This article was written by Anaar Kara, Senior Financial Sector Specialist. The original article was published by CGAP. You can find the article here.
The rise of global crises is changing the risk landscape, posing a threat as risks become more interconnected, but also an opportunity for the insurance industry. The first blog in this series outlined CGAP’s research on how insurance can help build a green, resilient, inclusive future for all. In recent years, insurance has been increasingly recognized as an important financing tool to support countries and communities facing multiple crises and uncertainty. The United Nations Development Programme (UNDP) highlighted insurance as one of three key pillars to help humankind respond to increasing uncertainty in its 2021/2022 Human Development Report, and the Summit for a New Global Financing Pact named insurance as one of the financial instruments to increase climate resilience.
But in all these discussions, it can feel like we’re talking more about the role of insurance on a macro level, that is, insurance for governments, and not enough about how insurance can, at the micro level, directly help low-income people – like smallholder farmers, small business owners, and migrant workers– become more resilient. Unless we can ensure low-income and other financially excluded populations have access to financial services such as insurance that help them build resilience, other efforts will be in vain. Esther Duflo, in a recent article published in Le Monde, suggested compensation from loss and damage funding go directly to the world’s poorest citizens to help them adapt to climate change. Insurance can be one mechanism to help provide compensation directly to vulnerable populations, but this will require more innovation at the micro-level.
Programs such as one from UNDP, IDF, and BMZ have been pioneering innovative insurance solutions for governments at both national and sub-national levels. The goal of these programs is not only to support governments in managing climate and disaster risk but also to support vulnerable communities and populations in doing the same. Although these programs are generally designed with governments as policyholders, i.e. “macro” solutions, to deliver solutions that protect vulnerable communities and populations, reinsurers, insurers, governments, and donors need to consider the micro level as well. Applying macro solutions while considering the micro-level can be done by:
a) Designing the last mile distribution strategy when developing macro solutions. For instance, in a recent project in Mexico, the government was a policyholder for an agricultural insurance scheme, but insurance payouts went directly to smallholder farmers. In a UNCDF program in Fiji, the government’s Department of Social Welfare is a partner, but payments are made directly to social welfare recipients.
b) Creating new programs focused on providing access to insurance for low-income populations in new and innovative ways such as programs run with large multinationals like L’Oreal or Nespresso to provide insurance solutions for their raw materials sourcing networks.
We need to develop more initiatives like these that foster greater innovations to reach end beneficiaries. If we do not consider last-mile distribution in the design of our solutions, we are not harnessing our full ability to support vulnerable populations by providing financial solutions that help them autonomously build their resilience.

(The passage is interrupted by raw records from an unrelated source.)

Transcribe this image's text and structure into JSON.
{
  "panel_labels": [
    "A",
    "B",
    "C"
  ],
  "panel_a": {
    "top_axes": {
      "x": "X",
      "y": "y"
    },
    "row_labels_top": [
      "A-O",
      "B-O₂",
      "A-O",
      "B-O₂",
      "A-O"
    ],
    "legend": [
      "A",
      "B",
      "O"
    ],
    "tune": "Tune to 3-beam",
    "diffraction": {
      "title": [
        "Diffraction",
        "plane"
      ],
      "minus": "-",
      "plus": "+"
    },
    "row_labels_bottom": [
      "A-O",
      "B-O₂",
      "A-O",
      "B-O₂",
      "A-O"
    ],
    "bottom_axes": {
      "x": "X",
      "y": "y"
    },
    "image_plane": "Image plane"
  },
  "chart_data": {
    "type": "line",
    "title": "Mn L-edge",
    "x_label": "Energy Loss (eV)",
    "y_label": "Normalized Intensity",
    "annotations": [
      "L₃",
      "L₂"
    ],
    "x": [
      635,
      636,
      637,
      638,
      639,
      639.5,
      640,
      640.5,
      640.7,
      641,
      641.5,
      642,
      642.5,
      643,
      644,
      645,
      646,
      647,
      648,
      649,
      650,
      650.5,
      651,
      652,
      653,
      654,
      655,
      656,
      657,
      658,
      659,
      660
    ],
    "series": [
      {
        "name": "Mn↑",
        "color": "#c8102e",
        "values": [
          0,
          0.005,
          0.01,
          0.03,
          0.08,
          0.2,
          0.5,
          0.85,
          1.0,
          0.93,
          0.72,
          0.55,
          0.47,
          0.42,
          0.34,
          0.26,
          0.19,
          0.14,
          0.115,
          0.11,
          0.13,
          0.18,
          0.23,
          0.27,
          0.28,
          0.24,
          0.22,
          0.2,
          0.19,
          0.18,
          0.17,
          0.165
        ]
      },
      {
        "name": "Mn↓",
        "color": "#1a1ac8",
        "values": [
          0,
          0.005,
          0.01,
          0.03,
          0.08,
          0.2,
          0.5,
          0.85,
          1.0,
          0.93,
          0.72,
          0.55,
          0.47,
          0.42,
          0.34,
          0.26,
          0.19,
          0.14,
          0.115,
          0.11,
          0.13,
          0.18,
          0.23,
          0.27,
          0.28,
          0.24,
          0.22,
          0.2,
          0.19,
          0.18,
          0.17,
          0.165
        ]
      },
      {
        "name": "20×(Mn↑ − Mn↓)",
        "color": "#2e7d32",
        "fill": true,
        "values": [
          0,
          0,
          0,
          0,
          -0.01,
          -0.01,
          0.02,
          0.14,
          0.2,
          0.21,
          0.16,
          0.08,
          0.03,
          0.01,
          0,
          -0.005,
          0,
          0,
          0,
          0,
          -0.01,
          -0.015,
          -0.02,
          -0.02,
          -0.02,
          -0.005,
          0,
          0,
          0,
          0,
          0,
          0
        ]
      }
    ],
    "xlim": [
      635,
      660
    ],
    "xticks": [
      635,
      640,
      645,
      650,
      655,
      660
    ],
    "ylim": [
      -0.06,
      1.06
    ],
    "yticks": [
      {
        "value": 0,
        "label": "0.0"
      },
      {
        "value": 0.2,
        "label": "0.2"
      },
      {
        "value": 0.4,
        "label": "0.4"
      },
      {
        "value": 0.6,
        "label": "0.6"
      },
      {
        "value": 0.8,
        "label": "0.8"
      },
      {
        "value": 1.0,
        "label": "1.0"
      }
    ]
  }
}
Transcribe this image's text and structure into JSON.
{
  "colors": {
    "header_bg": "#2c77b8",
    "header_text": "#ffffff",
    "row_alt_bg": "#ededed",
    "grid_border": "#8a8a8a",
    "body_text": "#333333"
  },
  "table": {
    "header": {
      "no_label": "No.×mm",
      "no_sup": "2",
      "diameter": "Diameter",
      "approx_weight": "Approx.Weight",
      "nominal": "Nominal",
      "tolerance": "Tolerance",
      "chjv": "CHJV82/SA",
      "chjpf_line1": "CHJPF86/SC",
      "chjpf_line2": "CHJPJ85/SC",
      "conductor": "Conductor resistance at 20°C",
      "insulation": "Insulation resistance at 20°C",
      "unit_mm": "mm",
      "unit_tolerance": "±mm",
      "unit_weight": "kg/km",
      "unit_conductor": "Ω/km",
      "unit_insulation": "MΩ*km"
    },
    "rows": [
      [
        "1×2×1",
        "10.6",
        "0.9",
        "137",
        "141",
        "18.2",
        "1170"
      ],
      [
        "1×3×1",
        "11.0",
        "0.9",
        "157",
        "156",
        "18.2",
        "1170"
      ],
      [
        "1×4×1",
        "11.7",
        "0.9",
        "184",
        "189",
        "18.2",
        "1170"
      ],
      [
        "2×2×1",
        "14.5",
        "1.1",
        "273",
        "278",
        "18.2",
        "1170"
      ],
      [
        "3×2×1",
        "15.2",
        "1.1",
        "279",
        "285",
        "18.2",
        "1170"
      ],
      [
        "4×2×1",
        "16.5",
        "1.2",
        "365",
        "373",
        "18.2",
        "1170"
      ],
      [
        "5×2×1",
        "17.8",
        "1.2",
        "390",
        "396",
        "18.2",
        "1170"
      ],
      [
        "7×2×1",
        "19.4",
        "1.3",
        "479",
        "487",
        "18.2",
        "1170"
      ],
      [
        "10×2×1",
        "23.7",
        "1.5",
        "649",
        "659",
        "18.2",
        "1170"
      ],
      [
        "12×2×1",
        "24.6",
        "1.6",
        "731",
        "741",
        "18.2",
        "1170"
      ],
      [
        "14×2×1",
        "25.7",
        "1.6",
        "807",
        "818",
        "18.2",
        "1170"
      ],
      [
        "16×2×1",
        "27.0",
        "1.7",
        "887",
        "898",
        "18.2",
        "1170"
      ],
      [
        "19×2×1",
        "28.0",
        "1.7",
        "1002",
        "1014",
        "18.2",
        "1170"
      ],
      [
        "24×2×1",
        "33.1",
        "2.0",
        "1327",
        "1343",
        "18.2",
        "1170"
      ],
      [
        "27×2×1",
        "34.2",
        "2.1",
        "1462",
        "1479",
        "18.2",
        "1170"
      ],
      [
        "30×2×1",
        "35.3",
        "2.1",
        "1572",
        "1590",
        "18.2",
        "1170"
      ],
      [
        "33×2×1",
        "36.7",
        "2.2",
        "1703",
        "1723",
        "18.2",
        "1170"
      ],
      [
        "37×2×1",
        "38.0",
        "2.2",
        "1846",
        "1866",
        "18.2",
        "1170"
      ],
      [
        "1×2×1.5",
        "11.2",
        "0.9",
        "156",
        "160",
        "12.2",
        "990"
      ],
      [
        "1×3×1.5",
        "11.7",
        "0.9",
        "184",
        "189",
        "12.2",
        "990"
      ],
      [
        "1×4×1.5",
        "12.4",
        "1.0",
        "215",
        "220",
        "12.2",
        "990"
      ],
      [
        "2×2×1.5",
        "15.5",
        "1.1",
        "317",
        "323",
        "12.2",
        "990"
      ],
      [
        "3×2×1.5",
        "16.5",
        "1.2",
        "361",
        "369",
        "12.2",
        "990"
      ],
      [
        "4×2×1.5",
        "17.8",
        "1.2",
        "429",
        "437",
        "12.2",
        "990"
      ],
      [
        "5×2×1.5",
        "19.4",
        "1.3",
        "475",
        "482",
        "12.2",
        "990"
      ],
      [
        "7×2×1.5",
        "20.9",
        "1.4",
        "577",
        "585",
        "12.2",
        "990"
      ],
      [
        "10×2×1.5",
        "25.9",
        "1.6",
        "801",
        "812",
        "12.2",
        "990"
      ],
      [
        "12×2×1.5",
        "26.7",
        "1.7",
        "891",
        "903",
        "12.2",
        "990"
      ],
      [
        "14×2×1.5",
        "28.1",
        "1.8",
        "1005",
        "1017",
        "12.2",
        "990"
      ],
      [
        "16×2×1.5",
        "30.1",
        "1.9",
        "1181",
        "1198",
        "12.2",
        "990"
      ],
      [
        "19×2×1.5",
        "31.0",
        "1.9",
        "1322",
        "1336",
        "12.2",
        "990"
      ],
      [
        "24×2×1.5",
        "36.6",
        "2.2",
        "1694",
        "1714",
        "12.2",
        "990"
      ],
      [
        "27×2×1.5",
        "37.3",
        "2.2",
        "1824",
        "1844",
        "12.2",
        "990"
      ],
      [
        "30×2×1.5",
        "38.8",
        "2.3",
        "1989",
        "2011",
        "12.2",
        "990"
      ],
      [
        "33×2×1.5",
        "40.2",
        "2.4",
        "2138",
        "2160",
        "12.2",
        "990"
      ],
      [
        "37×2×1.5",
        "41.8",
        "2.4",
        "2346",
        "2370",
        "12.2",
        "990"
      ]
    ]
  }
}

In CGAP’s research, we found tools such as Oasis and CLIMADA are supporting governments in catastrophe risk modeling by providing access to data for risk assessment so they can better understand and plan for disasters. Likewise, there are frameworks to support governments in understanding the financing instruments available to fund losses from disasters and the costs and benefits of each.
But why not learn from these macro developments and apply the same thinking at a micro level? In the same way that governments use risk analytics, risk assessment could also help inform the design of solutions for households to plan for disasters and engage in risk reduction and prevention activities. And in the same way that governments consider different financial tools such as contingency credit, reserve funds, and insurance to fund disaster losses, funders, and financial service providers could also look at different financial services to help households face risk.
Solutions at a macro level and a micro level are complementary. If we can provide people with insurance before a disaster, we can reduce their vulnerability and support their resilience. If people can manage risk, they can then take on more risk and grow economically, making them less likely to fall into poverty when faced with an adverse shock.
We should not look at solutions separately, with one side addressing the macro landscape and another side the micro. We need better coordination between governments, funders, and financial service providers as we aim to build resilience at all levels of society. If citizens are better protected against risks, then communities – and nations – are more resilient.